I picked this novel up back in November 2012, and as is usually the case, I’m sad I didn’t read it sooner. I enjoyed Brooks’ March, but apparently not enough to buy and read the rest of her works immediately. Check out the synopsis here (Amazon link).
Zombies may be all the rage these days, but plague has been around and written about for so much longer. Zombies, according to Wikipedia at least, didn’t appear in popular culture until the 1800s, whereas plague has been a stark reality off-and-on since the 1300s.
Now imagine three hundred years after the Black Death ravaged Europe, you live in a small village with fewer than 500 people in central England. In less than a year more than 2/3 of the people were dead and you were one of the survivors to witness this and all of it is because of the plague. What would you do? How would you respond? Well this is that villages tale and the flashback to what happened in this “plague village,” and it is not the only one.
Brooks’ writing pulls you into the story and her characters keep you firmly entrenched. By opening in medias res with only a brief glimpse at the survivors and then plunging you into the year of the plague, Brooks guarantees you will want to know how (and why) the few characters you meet survived.
There were a few plot twists, one of which I guessed pretty early on, but a second plot twist related to the first I did not guess until the page it happened when you were supposed to see it at the same time as the characters. Brooks chose not to focus on the numerous deaths, but instead on a core group of survivors and when they sicken, or not as the case may be, you immediately begin to question when and your anticipation builds.

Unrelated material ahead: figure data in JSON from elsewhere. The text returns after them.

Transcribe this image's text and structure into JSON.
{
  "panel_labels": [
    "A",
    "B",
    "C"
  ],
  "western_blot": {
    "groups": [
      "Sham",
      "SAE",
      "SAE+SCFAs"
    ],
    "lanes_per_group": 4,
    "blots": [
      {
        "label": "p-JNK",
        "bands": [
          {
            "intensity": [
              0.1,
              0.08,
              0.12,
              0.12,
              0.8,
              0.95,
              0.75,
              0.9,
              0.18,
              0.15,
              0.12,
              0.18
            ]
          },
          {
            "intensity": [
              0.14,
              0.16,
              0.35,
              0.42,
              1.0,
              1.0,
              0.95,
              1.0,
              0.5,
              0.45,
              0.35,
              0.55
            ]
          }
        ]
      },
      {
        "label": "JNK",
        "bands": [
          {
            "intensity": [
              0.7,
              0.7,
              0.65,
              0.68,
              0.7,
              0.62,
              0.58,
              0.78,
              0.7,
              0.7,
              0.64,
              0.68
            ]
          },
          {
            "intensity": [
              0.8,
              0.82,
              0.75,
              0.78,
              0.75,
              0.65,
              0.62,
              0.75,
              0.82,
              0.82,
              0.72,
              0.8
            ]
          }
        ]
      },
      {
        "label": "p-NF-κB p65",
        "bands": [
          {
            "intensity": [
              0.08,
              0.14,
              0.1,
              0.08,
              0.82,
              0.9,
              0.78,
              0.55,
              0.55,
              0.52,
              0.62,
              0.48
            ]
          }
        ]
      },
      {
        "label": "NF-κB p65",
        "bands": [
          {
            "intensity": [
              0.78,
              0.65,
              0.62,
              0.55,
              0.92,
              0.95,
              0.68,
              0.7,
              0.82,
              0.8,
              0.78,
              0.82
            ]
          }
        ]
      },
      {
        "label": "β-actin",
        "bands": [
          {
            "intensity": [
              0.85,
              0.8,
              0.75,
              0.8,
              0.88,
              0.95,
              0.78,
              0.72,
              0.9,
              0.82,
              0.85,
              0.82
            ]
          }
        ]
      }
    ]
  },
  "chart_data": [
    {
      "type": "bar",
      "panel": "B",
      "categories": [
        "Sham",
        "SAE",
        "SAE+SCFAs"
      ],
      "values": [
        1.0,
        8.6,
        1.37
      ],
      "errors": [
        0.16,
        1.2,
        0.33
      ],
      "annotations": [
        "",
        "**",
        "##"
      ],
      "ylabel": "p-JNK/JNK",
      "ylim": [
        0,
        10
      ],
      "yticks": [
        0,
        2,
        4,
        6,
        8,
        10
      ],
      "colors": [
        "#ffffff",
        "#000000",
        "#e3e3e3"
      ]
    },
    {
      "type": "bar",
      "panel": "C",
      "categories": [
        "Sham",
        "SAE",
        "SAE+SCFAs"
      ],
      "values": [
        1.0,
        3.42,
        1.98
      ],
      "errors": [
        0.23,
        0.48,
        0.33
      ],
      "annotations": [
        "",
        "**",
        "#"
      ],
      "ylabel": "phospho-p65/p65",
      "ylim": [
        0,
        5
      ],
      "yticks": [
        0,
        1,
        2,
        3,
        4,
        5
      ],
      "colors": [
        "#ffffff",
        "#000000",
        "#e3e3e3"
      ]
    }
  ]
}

As invested as I was in the characters, I wasn’t emotionally drained as I often am when I read books and I wonder if that is a result of Brooks’ talent. The book opens and the protagonist, Anna, speaks of the current resident’s emotionless trance. She speaks of how they are all numbed to death and in a way, as the novel progresses the reader as well becomes deadened to it.
Thankfully, at the end of the novel, again after a few “WTF” moments, there is a light at the end of the tunnel. I won’t say what it is but it was a bit expected and welcome honestly.
Recommendation: It’s a fascinating take on a recurrence of one of the darkest moments in European history. The novel made me want to find out even more about the “plague village” and that is a sign that a writer has used her source material excellently. I have one last book by Brooks on my shelf, People of the Book, and I will most definitely shift that higher in my to-be-read pile.
Opening Line: “I used to love this season.”
Closing Line: “Elinor clasps the other, and together we plunge into the jostling swarm of our city.” (Whited out.)